Special Report: Exploring DMT and its appeal to scientific research, particularly humans


EL PASO, Texas (KTSM) — Dimethyltryptamine, the subject of study and criminal pursuit by the DEA, is also at the center of continued popular experimentation using Ayahuasca, the plant which contains the chemical.

In 2015, Marx and Einhauser wrote (and I paraphrase): to materialize the living experience one must study reward. The philosophical/physiological issue is not new to humans or any other species. What does this mean? Humans tend to crave the activation of a reality that is far from our own.

When bees remember where to find caffeine is easily understood by scientists.

“Caffeine, caffeine is a molecule that a lot of flowers and plants secrete. And that helps bees remember, oh, that’s a good flower, let’s go there, I remember that one. We like caffeine because we like it and we remember better; and, who evolved at that point? The plant learned how to secrete caffeine, or we learned how to use it? It was a coevolution, and the same thing happens to other substances that affect the brain,” said Pychiatrist Fabricio Delgado, Ph.D.

DMT has been called the spirit molecule. In a study involving scientists, the overall reaction was specific to the ability of the participants to see things otherwise not available without the chemical.

“A particular substance or a particular behavior hijacks the reward centers in the brain, and then it makes very difficult for the person because the reward centers, there is a biological process, a neuroadaptation that happened that now, the brain, similar to the bees, that the brain is now only looking for “chocolate,” Delgado explained.

The search for such psychedelic reward, however, is not popular in the social arena. Dimethyltryptamine is a schedule one illegal substance. The Drug Enforcement Administration makes it a point to counter it. For example: Operation Engage.
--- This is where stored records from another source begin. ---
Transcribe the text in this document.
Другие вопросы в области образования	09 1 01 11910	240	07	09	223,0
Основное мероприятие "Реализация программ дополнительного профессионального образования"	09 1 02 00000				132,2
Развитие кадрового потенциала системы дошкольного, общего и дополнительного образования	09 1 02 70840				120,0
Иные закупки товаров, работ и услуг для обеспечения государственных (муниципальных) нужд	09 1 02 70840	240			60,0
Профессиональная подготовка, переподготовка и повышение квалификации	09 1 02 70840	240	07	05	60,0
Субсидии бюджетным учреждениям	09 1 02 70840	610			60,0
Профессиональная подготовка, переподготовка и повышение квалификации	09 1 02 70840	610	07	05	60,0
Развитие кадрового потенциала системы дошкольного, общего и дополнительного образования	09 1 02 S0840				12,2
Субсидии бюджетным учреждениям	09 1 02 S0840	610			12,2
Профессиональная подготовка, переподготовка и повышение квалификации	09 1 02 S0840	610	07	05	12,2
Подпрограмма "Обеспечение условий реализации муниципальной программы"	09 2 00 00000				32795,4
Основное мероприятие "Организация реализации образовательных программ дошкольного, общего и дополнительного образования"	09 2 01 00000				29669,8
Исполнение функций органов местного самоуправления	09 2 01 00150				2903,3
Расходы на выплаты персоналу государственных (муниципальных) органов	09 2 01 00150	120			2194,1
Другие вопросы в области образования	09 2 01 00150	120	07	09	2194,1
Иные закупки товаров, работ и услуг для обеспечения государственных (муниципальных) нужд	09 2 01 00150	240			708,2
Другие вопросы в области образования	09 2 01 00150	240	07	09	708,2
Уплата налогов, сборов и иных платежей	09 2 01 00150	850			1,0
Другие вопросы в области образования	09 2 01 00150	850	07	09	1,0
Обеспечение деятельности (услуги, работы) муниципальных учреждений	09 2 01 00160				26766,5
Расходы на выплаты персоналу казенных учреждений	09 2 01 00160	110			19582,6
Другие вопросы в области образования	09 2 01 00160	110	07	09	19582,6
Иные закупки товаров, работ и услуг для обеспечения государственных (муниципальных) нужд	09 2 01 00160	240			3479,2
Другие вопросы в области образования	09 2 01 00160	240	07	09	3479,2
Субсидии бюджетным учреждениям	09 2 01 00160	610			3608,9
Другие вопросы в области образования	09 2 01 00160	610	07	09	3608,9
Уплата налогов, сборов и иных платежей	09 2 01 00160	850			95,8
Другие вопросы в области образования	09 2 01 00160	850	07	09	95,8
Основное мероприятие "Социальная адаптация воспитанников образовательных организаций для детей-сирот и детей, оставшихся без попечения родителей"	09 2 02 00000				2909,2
“We have a recent operation, called operation Engage, where we have joined forces outside of enforcement that care to see the demand reduced. So, we are partnering with the community, with faith-based organizations, with addiction coalitions, with elected officials, with hospitals, every entity that cares to see the demand for drugs, we are partnering with them as part of Operation Engage,” said Carlos Briano with the DEA in the El Paso Division.

While mankind may continue to look for a different type of engagement with the secret world of the unseen, users find the consumption of the chemical useful and entertaining.

“I am not the same person since experimenting with Ayahuasca. I was able to see a depth in the sky, I could tell how close or how far, it was like three dimensional looking at the stars. And even looking at the sand, that became three dimensional, with the depth that I have never experienced before. It`s not that you stop caring about things, but you realize that it is not necessary to worry about so much stuff,” said “Peter”, a user of the chemical.

Many believe the Covid sabbatical plunged society into a new way of life. While that may be true, legal and social protocols supersede the curiosity of the human brain. One thing, however, remains unchanged: the quest to discover continues to push boundaries.